1
$\begingroup$

Let $f: \mathbb{R^2} \to \mathbb{R^2}$ be a differentiable function in $(0,0)$ and $\gamma_1, \gamma_2 :[a,b] \to \mathbb{R^2}$ differentiable paths such that $\gamma_1(0)=\gamma_2(0)=(0,0)$ and we know $\gamma_2 (t)=\gamma _1(t)+(t^2,t^3) $

I need to show that $(i)$ $\frac{d(f(\gamma_1 (t)))}{dt}|_{t=0}=\frac{d(f(\gamma_2 (t)))}{dt}|_{t=0}.$

I defined $g1=f((\gamma_1(t))) $ and $ g2=f((\gamma_2(t)))$, If I'm not mistaken I need to show that $\frac{d g_1}{dt}(0)=\frac{dg_2}{dt}(0)$, and If I'm not mistaken $(ii)$ $\frac{d g_1}{dt}=\frac{df}{dx}(\gamma_1(0))\frac{dx_1}{dt}+\frac{df}{dy}(\gamma_1(0))\frac{dy_1}{dt},$ $\frac{d g_2}{dt}=\frac{df}{dx}(\gamma_2(0))\frac{dx_2}{dt}+\frac{df}{dy}(\gamma_2(0))\frac{dy_2}{dt},$ (Are these right definitons?)

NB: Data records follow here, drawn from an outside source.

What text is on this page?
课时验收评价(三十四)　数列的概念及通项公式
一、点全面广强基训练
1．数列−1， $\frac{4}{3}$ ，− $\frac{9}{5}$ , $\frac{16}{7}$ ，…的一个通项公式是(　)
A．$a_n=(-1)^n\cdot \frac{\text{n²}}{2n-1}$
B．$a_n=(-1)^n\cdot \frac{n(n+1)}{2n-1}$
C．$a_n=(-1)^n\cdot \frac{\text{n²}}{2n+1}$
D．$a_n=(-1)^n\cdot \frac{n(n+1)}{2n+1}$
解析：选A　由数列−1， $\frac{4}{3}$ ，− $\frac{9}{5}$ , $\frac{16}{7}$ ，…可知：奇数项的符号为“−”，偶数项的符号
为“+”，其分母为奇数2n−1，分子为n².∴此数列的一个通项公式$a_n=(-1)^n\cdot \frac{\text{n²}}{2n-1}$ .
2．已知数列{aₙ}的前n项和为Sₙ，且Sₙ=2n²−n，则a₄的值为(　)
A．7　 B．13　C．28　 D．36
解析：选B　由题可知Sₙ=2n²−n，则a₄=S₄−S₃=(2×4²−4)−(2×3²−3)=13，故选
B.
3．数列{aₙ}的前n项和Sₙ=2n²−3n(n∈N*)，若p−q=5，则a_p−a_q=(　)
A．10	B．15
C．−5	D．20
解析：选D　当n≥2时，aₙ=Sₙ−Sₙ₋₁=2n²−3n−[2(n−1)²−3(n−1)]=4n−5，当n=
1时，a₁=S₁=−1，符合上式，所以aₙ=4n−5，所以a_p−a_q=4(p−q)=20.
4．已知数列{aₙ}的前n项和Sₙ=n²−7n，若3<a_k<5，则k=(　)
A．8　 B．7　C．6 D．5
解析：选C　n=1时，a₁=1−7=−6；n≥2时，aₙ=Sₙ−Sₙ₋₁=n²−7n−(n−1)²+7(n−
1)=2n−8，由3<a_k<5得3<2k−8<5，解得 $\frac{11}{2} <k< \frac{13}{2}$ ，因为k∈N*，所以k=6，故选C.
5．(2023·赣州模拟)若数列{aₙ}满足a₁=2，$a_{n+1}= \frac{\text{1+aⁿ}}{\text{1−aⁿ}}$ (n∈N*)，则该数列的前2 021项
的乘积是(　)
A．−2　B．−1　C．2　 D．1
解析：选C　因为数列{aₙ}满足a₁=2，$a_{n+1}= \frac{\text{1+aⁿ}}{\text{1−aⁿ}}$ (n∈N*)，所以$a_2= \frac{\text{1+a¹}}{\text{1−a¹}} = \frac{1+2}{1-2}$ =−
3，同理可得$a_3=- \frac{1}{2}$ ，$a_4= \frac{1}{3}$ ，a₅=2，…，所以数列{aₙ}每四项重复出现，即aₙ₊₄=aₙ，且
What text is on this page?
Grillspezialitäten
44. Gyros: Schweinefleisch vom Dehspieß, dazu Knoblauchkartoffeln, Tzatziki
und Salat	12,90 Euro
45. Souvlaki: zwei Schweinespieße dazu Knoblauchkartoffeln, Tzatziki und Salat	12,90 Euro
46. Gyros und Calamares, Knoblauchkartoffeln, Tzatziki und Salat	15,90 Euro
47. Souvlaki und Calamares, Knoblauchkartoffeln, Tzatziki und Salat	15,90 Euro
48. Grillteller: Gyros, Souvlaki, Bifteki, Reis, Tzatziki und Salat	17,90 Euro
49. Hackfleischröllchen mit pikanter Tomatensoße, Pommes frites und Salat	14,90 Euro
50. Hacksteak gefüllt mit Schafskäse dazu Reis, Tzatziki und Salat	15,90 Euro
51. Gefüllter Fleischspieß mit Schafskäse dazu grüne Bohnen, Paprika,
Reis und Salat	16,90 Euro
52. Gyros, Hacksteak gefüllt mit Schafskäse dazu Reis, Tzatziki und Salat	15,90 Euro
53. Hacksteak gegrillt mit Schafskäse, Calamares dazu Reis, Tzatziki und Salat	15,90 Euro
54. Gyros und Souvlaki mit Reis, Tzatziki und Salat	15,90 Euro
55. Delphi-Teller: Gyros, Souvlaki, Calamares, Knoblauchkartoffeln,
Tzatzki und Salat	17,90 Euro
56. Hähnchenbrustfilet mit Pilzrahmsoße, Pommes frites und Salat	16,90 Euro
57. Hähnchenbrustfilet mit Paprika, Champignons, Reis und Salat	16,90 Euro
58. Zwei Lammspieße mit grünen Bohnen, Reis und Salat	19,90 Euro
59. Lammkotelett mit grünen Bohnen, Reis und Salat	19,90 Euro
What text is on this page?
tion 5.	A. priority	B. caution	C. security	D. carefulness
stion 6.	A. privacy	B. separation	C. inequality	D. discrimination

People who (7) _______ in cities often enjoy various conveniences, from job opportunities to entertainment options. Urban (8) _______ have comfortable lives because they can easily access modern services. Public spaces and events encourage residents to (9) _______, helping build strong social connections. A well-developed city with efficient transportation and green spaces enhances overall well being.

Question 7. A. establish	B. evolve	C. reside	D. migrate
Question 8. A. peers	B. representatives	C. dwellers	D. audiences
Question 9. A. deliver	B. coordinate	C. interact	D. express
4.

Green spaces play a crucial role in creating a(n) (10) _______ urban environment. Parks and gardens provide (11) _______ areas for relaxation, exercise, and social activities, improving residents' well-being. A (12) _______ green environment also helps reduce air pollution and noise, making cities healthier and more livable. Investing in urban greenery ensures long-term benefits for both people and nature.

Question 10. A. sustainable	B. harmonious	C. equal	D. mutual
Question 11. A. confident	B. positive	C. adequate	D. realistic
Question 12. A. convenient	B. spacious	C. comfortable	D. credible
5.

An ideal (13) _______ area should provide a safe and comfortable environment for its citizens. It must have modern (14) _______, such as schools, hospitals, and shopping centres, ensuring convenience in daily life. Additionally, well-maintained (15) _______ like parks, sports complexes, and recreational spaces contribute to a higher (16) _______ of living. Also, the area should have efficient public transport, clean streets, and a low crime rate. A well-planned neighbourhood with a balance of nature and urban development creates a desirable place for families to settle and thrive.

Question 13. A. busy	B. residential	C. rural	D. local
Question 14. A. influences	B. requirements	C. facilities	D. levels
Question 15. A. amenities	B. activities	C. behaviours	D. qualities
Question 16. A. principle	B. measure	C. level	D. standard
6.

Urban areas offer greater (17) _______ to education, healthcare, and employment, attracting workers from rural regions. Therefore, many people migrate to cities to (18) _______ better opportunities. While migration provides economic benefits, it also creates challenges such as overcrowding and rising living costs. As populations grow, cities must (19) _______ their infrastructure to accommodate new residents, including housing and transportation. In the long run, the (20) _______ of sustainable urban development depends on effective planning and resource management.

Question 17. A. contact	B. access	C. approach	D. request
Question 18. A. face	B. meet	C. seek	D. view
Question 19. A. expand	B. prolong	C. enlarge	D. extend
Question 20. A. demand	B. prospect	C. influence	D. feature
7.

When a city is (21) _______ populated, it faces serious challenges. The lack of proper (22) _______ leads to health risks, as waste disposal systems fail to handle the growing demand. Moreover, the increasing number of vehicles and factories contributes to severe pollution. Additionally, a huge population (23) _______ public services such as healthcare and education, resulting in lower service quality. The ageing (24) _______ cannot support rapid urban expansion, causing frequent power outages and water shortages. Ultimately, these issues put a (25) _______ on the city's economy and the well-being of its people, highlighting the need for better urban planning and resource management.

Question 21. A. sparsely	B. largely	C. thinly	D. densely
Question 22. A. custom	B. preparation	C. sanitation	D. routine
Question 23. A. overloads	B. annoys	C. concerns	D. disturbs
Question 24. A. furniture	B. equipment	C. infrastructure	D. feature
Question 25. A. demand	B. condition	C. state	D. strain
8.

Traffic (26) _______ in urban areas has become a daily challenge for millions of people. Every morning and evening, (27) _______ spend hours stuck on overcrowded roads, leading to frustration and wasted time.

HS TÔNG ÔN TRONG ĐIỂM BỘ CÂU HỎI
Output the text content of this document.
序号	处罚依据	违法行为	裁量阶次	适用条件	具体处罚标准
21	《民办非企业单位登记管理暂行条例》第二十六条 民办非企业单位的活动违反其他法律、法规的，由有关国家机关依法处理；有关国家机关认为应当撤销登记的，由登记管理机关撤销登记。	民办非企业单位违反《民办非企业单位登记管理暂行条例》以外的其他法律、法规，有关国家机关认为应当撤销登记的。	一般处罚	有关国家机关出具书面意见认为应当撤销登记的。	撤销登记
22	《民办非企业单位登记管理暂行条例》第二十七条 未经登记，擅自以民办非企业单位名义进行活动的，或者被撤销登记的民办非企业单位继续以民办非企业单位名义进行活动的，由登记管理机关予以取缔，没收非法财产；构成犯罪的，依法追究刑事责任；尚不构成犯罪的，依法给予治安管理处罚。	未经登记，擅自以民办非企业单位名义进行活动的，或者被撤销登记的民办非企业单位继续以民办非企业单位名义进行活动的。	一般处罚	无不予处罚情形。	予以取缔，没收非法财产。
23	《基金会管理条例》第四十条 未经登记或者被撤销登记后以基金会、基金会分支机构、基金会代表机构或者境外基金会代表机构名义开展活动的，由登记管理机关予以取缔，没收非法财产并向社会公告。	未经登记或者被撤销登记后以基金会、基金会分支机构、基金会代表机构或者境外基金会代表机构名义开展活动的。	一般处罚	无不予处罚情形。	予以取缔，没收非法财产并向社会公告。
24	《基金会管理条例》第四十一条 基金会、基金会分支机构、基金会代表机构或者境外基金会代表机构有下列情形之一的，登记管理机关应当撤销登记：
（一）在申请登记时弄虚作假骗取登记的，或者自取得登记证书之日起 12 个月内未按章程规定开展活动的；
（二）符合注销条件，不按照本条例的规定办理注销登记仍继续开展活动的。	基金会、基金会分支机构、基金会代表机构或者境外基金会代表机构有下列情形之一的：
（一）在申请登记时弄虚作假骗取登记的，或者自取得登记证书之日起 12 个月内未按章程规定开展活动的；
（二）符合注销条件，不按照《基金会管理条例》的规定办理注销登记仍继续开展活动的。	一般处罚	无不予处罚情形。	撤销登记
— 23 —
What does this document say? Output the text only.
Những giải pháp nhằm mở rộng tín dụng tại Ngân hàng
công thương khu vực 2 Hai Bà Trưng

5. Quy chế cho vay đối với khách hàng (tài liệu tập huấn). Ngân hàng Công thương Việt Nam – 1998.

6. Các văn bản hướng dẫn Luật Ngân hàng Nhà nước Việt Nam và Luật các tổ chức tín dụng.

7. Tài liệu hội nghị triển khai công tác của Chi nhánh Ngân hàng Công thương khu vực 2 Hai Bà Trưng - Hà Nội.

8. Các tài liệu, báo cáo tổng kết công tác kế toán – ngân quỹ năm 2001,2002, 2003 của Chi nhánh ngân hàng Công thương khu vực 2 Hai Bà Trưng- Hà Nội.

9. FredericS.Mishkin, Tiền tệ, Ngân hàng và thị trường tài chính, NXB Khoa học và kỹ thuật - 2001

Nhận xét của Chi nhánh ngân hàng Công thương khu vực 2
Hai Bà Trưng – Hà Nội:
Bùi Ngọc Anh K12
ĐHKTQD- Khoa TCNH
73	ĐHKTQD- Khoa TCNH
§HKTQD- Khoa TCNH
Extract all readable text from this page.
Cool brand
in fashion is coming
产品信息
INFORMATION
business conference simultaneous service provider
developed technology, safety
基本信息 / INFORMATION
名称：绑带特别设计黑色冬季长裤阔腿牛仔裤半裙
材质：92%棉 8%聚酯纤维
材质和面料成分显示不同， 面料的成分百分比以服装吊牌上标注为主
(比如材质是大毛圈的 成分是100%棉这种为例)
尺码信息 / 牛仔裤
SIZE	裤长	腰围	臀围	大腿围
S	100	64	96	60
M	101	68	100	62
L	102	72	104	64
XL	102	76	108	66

where $\gamma_1(t)=(x_1(t),y_1(t))$, $\gamma_2(t)=(x_1(t),y_2(t))$ (Did I get right these as well?)

Now we know as well $\frac{dx_2 }{dt}=\frac{dx_1}{dt}+t, \frac{dy_2 }{dt}=\frac{dy_1}{dt}+3t^2,$

Can I just plug in $\frac{dx_2 }{dt}(0)=\frac{dx_1}{dt}(0)+0, \frac{dy_2 }{dt}(0)=\frac{dy_1}{dt}(0)+30^2,$ and then use it in and conclude that $(ii)$ is correct and due to that $(i)$ is correct also?

What do I do with all this information? I think I got it somehow wrong. I'd really love your guidance.

Thanks a lot!

1 Answers 1

1

Why do you think it's wrong? If you show one set of quantities are equal to another set, then you may legimitately interchange the two sets of quantities in any equation. In particular, if you write out $df\circ\gamma_2/dt|_{t=0}$ with the chain rule, substitute certain parts of the written-out expression using the fact that \gamma_1'(0)=\gamma_2'(0) and then note the resulting expression is $df\circ\gamma_1/dt|_{t=0}$ evaluated also with the chain rule, then you have shown that these two are in fact equal.